For the second consecutive year Dalhousie University hosted a local edition of the self-titled “world’s largest game creation event.”
Participants with varying levels of experience had 48 hours to create a video game with the theme of “Make Me Laugh.”
Gabriel Savard participated in his second consecutive Halifax event this year and told The Signal it helped determine his career plan.
“Last year I was in my first year of computer science, so I wasn’t sure what I wanted to do yet,” Savard said. “Testing at Game Jam made me realize video game development is what I want to do.”
This year Savard and his team, called Team Team Name, created Traverse the Clownverse in which the player is a clown that tries to make a crowd laugh. As the player moves through levels it becomes increasingly harder to draw the chuckles.
At this year’s event Savard’s plan for the weekend was to add a new game to his portfolio and to simply enjoy a weekend surrounded by others who are passionate about developing video games.
“Just seeing all these people in this community is amazing, that you don’t see all the time.”
At first Owen Stuttard and a group of fellow Dal engineering alumni had no idea how to create a video game.

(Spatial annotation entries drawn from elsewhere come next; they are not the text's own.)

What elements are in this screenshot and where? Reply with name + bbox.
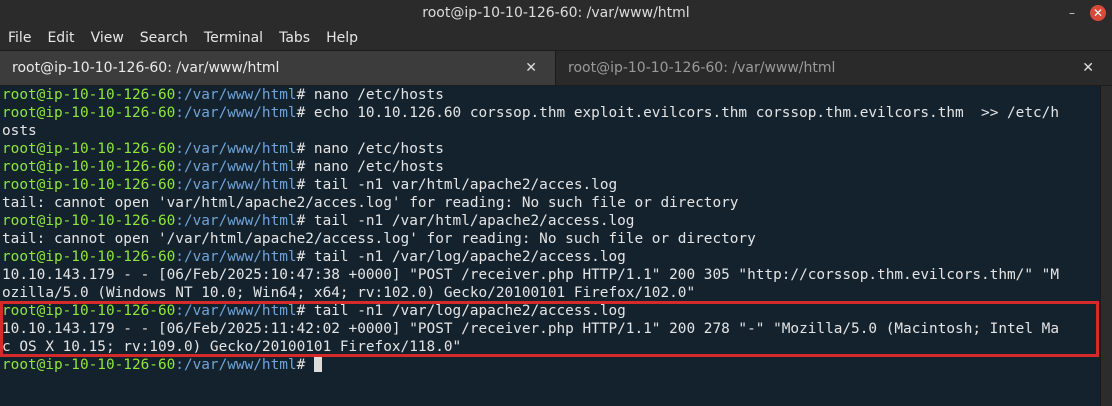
prompt-symbol: #: [296, 159, 314, 175]
output-line: osts: [2, 122, 1100, 140]
command-line: root@ip-10-10-126-60:/var/www/html# nano…: [2, 158, 1100, 176]
prompt-symbol: #: [296, 213, 314, 229]
window-title: root@ip-10-10-126-60: /var/www/html: [422, 5, 690, 21]
minimize-icon[interactable]: –: [1064, 5, 1080, 21]
command-text: echo 10.10.126.60 corssop.thm exploit.ev…: [313, 105, 1060, 121]
scrollbar[interactable]: [1100, 86, 1112, 406]
output-line: 10.10.143.179 - - [06/Feb/2025:11:42:02 …: [2, 320, 1100, 338]
prompt-user: root@ip-10-10-126-60: [2, 249, 176, 265]
prompt-symbol: #: [296, 249, 314, 265]
prompt-user: root@ip-10-10-126-60: [2, 303, 176, 319]
menu-terminal[interactable]: Terminal: [196, 26, 271, 50]
tab-label: root@ip-10-10-126-60: /var/www/html: [12, 60, 280, 76]
prompt-user: root@ip-10-10-126-60: [2, 159, 176, 175]
prompt-path: :/var/www/html: [175, 249, 297, 265]
prompt-user: root@ip-10-10-126-60: [2, 87, 176, 103]
prompt-path: :/var/www/html: [175, 303, 297, 319]
prompt-path: :/var/www/html: [175, 159, 297, 175]
menu-tabs[interactable]: Tabs: [271, 26, 318, 50]
text-cursor: [313, 356, 322, 372]
terminal-output[interactable]: root@ip-10-10-126-60:/var/www/html# nano…: [0, 86, 1100, 406]
prompt-symbol: #: [296, 357, 314, 373]
output-text: osts: [2, 123, 37, 139]
prompt-path: :/var/www/html: [175, 357, 297, 373]
prompt-user: root@ip-10-10-126-60: [2, 357, 176, 373]
command-line: root@ip-10-10-126-60:/var/www/html# tail…: [2, 212, 1100, 230]
output-line: 10.10.143.179 - - [06/Feb/2025:10:47:38 …: [2, 266, 1100, 284]
output-text: 10.10.143.179 - - [06/Feb/2025:10:47:38 …: [2, 267, 1059, 283]
command-line: root@ip-10-10-126-60:/var/www/html# tail…: [2, 248, 1100, 266]
command-line: root@ip-10-10-126-60:/var/www/html# nano…: [2, 86, 1100, 104]
output-text: tail: cannot open 'var/html/apache2/acce…: [2, 195, 739, 211]
command-text: nano /etc/hosts: [313, 159, 444, 175]
menu-view[interactable]: View: [83, 26, 132, 50]
prompt-user: root@ip-10-10-126-60: [2, 213, 176, 229]
prompt-symbol: #: [296, 105, 314, 121]
prompt-symbol: #: [296, 87, 314, 103]
command-line: root@ip-10-10-126-60:/var/www/html# nano…: [2, 140, 1100, 158]
menu-file[interactable]: File: [0, 26, 39, 50]
prompt-user: root@ip-10-10-126-60: [2, 141, 176, 157]
command-text: nano /etc/hosts: [313, 141, 444, 157]
tab-1[interactable]: root@ip-10-10-126-60: /var/www/html ✕: [0, 51, 556, 85]
menu-help[interactable]: Help: [318, 26, 366, 50]
prompt-path: :/var/www/html: [175, 177, 297, 193]
output-text: 10.10.143.179 - - [06/Feb/2025:11:42:02 …: [2, 321, 1059, 337]
command-text: nano /etc/hosts: [313, 87, 444, 103]
command-text: tail -n1 /var/log/apache2/access.log: [313, 303, 626, 319]
window-controls: – ✕: [1064, 0, 1106, 26]
prompt-symbol: #: [296, 141, 314, 157]
command-text: tail -n1 /var/html/apache2/access.log: [313, 213, 635, 229]
prompt-user: root@ip-10-10-126-60: [2, 177, 176, 193]
command-text: tail -n1 var/html/apache2/acces.log: [313, 177, 618, 193]
command-text: tail -n1 /var/log/apache2/access.log: [313, 249, 626, 265]
output-line: tail: cannot open '/var/html/apache2/acc…: [2, 230, 1100, 248]
close-icon[interactable]: ✕: [1090, 5, 1106, 21]
output-line: tail: cannot open 'var/html/apache2/acce…: [2, 194, 1100, 212]
command-line: root@ip-10-10-126-60:/var/www/html# tail…: [2, 302, 1100, 320]
menu-bar: File Edit View Search Terminal Tabs Help: [0, 26, 1112, 50]
output-text: ozilla/5.0 (Windows NT 10.0; Win64; x64;…: [2, 285, 696, 301]
close-icon[interactable]: ✕: [1082, 51, 1094, 85]
output-text: tail: cannot open '/var/html/apache2/acc…: [2, 231, 756, 247]
window-titlebar: root@ip-10-10-126-60: /var/www/html – ✕: [0, 0, 1112, 26]
tab-2[interactable]: root@ip-10-10-126-60: /var/www/html ✕: [556, 51, 1112, 85]
prompt-user: root@ip-10-10-126-60: [2, 105, 176, 121]
prompt-symbol: #: [296, 303, 314, 319]
prompt-path: :/var/www/html: [175, 87, 297, 103]
output-line: ozilla/5.0 (Windows NT 10.0; Win64; x64;…: [2, 284, 1100, 302]
close-icon[interactable]: ✕: [525, 51, 537, 85]
command-line: root@ip-10-10-126-60:/var/www/html#: [2, 356, 1100, 374]
command-line: root@ip-10-10-126-60:/var/www/html# tail…: [2, 176, 1100, 194]
menu-edit[interactable]: Edit: [39, 26, 82, 50]
prompt-symbol: #: [296, 177, 314, 193]
output-text: c OS X 10.15; rv:109.0) Gecko/20100101 F…: [2, 339, 462, 355]
tab-bar: root@ip-10-10-126-60: /var/www/html ✕ ro…: [0, 50, 1112, 86]
command-line: root@ip-10-10-126-60:/var/www/html# echo…: [2, 104, 1100, 122]
prompt-path: :/var/www/html: [175, 141, 297, 157]
tab-label: root@ip-10-10-126-60: /var/www/html: [568, 60, 836, 76]
output-line: c OS X 10.15; rv:109.0) Gecko/20100101 F…: [2, 338, 1100, 356]
menu-search[interactable]: Search: [132, 26, 196, 50]
prompt-path: :/var/www/html: [175, 105, 297, 121]
prompt-path: :/var/www/html: [175, 213, 297, 229]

However, by the end of the weekend, his team had birthed Foot Fighters, a multiplayer arena game in which feet shoot feathers at each other until one of the feet dies.
“Obviously there are a few things that aren’t perfect in it,” said Stuttard, whose team shares the same name as their game. “But coming out we were like, this is an actual game that is fun to play, which is wild to come from nothing.”
Novice programmers are bound to make mistakes but Stuttard’s group found a way to capitalize on their blunders.
When they created Foot Fighters they made a mistake while programming a button on an XBox remote. The error made the foot shoot swiftly to the other side of the arena. The group integrated the glitch into the final version because they liked how goofy it looked.
Stuttard said he and his team felt the pressure of the 48-hour cutoff point, but as engineering graduates tight deadlines are nothing new and Stuttard wasn’t complaining.
“This is great, this is awesome,” he said.
Brave new things
California-based Global Game Jam said it hosted events in 800 locations, across 108 countries, in 2023. The U.S. nonprofit reported that 40,000 participants created 7,600 games worldwide.
Dalhousie computer science professor Rina Wehbe is an organizer of the Halifax challenge and said this year’s event was one of the biggest in Canada, with participants designing over 40 games. She added she was happy to see people who were brave enough to learn new things.
“You don’t have to be a game designer, you don’t have to do something you’re really good at,” Wehbe said. “In fact, I suggest you do something you’ve not done before or you’re not really good at so you learn a new skill.”